Not lovers, actually
(Ware massive spoilers. Mouse over to read)
Jill & Rhodry – one of my greatest shocks as a teenage reader came at the end of Dragonspell. Our heroine has crossed the seas, rescued her lover and returned him to his rightful place as one of the most powerful men in the realm. This could easily have been that story where the common girl gets to marry the great lord and live happily ever after. But Jill has a destiny of her own. So she walks away. The narrative demands it and my feminist heart delighted in it, even as it broke into little sad pieces.
Ruric & Christie – space, race, politics and religion divide our friends against the odds. I love the evolving relationship between these two women in Golden Witchbreed, and while I didn’t initially read it as a romance, it was so obvious.

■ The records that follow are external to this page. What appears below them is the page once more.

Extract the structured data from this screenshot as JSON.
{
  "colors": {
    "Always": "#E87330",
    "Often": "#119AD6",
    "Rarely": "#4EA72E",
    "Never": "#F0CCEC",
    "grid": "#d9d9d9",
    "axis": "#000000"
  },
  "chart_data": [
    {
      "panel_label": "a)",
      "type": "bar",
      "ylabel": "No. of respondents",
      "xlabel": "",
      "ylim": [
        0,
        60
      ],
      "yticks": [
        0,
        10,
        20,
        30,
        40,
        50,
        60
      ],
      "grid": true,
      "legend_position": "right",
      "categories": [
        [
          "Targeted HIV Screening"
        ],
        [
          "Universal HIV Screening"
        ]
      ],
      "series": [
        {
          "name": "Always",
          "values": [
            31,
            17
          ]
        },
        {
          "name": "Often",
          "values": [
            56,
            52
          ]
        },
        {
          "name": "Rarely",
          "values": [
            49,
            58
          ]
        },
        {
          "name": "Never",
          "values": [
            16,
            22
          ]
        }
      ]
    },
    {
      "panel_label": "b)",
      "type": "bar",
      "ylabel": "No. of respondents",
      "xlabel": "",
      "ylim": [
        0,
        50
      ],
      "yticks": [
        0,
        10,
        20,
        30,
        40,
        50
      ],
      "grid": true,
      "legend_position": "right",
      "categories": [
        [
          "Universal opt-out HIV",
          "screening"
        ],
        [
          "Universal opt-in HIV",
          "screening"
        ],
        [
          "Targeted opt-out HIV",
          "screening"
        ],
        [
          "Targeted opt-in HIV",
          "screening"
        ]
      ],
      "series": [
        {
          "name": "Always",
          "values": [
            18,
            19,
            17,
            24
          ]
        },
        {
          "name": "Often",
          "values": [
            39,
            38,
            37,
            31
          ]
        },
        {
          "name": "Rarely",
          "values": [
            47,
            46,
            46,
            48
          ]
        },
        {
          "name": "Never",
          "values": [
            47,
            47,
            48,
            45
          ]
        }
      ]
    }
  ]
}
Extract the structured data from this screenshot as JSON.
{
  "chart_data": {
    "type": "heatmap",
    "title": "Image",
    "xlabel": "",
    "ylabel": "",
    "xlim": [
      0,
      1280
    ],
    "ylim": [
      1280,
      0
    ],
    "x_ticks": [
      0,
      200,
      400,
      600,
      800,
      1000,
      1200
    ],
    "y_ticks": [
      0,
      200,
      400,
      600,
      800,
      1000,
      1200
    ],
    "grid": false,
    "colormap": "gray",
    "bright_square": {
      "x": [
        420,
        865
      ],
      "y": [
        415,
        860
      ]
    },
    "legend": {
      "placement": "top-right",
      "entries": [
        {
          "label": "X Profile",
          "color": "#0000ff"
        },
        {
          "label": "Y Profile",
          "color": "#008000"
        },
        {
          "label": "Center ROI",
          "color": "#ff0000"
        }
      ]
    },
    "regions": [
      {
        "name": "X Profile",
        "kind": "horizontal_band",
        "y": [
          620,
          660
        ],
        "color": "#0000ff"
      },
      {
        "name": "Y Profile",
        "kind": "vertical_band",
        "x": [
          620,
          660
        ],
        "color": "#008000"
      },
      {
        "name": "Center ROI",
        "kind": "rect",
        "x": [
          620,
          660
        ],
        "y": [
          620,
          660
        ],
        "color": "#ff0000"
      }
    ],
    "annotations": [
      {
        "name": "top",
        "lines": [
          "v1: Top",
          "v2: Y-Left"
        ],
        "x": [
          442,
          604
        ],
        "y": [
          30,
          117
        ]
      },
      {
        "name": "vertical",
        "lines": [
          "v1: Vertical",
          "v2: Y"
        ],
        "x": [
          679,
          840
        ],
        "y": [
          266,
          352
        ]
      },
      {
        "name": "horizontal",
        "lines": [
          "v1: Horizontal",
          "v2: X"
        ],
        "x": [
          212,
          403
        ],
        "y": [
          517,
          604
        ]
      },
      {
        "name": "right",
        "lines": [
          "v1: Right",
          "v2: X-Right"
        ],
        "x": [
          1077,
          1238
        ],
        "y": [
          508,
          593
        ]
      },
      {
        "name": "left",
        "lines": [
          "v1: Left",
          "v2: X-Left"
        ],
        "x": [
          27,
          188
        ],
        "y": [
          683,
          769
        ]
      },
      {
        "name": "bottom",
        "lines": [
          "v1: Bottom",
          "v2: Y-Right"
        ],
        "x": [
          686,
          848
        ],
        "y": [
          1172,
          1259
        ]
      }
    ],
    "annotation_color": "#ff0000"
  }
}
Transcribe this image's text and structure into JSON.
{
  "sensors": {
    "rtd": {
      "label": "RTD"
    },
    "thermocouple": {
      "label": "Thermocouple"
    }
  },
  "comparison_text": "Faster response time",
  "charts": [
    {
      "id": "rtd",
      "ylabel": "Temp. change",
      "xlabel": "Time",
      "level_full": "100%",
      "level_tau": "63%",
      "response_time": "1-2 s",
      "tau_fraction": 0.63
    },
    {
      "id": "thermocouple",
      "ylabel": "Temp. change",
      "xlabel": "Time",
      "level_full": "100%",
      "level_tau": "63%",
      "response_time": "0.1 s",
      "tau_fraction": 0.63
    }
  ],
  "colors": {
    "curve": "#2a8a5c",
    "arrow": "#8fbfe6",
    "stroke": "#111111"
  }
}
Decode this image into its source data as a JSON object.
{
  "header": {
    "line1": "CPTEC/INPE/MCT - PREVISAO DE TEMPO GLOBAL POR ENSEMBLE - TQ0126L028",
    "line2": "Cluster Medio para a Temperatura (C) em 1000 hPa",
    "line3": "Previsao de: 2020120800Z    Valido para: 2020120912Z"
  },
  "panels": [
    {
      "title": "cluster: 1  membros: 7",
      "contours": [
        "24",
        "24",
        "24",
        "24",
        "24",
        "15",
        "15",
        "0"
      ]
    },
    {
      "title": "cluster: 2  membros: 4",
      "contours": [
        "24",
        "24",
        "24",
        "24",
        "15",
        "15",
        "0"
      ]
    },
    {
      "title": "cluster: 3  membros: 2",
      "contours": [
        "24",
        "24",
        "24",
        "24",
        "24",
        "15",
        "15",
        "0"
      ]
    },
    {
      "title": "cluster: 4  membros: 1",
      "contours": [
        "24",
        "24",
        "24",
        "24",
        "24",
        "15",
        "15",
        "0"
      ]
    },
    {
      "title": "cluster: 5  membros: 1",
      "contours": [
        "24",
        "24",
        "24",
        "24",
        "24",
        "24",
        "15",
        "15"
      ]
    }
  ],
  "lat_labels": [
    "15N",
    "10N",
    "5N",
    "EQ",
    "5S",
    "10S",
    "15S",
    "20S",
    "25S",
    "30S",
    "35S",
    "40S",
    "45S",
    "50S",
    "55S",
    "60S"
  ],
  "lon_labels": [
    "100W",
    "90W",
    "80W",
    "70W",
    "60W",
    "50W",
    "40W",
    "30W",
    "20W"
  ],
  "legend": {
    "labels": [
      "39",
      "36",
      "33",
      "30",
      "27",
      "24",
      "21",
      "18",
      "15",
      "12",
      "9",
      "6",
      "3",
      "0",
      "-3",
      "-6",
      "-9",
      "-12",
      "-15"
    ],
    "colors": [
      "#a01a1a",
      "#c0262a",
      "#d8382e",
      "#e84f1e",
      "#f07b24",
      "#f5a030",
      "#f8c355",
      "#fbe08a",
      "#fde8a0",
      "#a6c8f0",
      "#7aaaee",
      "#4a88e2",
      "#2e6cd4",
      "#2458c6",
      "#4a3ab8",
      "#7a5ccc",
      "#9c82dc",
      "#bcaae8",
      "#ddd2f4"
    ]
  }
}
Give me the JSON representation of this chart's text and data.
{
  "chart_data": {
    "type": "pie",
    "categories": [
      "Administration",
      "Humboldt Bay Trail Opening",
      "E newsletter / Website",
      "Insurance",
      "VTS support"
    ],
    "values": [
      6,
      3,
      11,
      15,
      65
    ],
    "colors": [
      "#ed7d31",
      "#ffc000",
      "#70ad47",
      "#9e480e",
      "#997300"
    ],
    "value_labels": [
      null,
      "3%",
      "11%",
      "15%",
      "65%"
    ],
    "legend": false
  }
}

I ship these two so hard, even while I want to shake Christie until her eyes rattle.
I do like a complicated relationship with the enemy
Sagan & Maigrey – Sagan is the traitor who led the coup that overthrew the monarchy. Maigrey is the only person who could ever match him. Their mystical mindlink makes it hard to keep secrets, and killing all her friends doesn’t mean he doesn’t love her really. The tightly repressed sexuality makes it entirely unclear whether they’ll kiss or kill each other.
Phedre & Melisandre – no Valentine’s list would be complete without a bit of treachery, hot sex and a few flechettes. Err, or something. There’s no doubting whether these two will kiss or kill each other, just a question of which will happen first. Melisandre epitomizes Phedre’s patrons for me; Phedre’s submission is never as complete as when in Melisandre’s hands. I don’t share Phedre’s kink, but ye gods and little fishes these two make the page sizzle.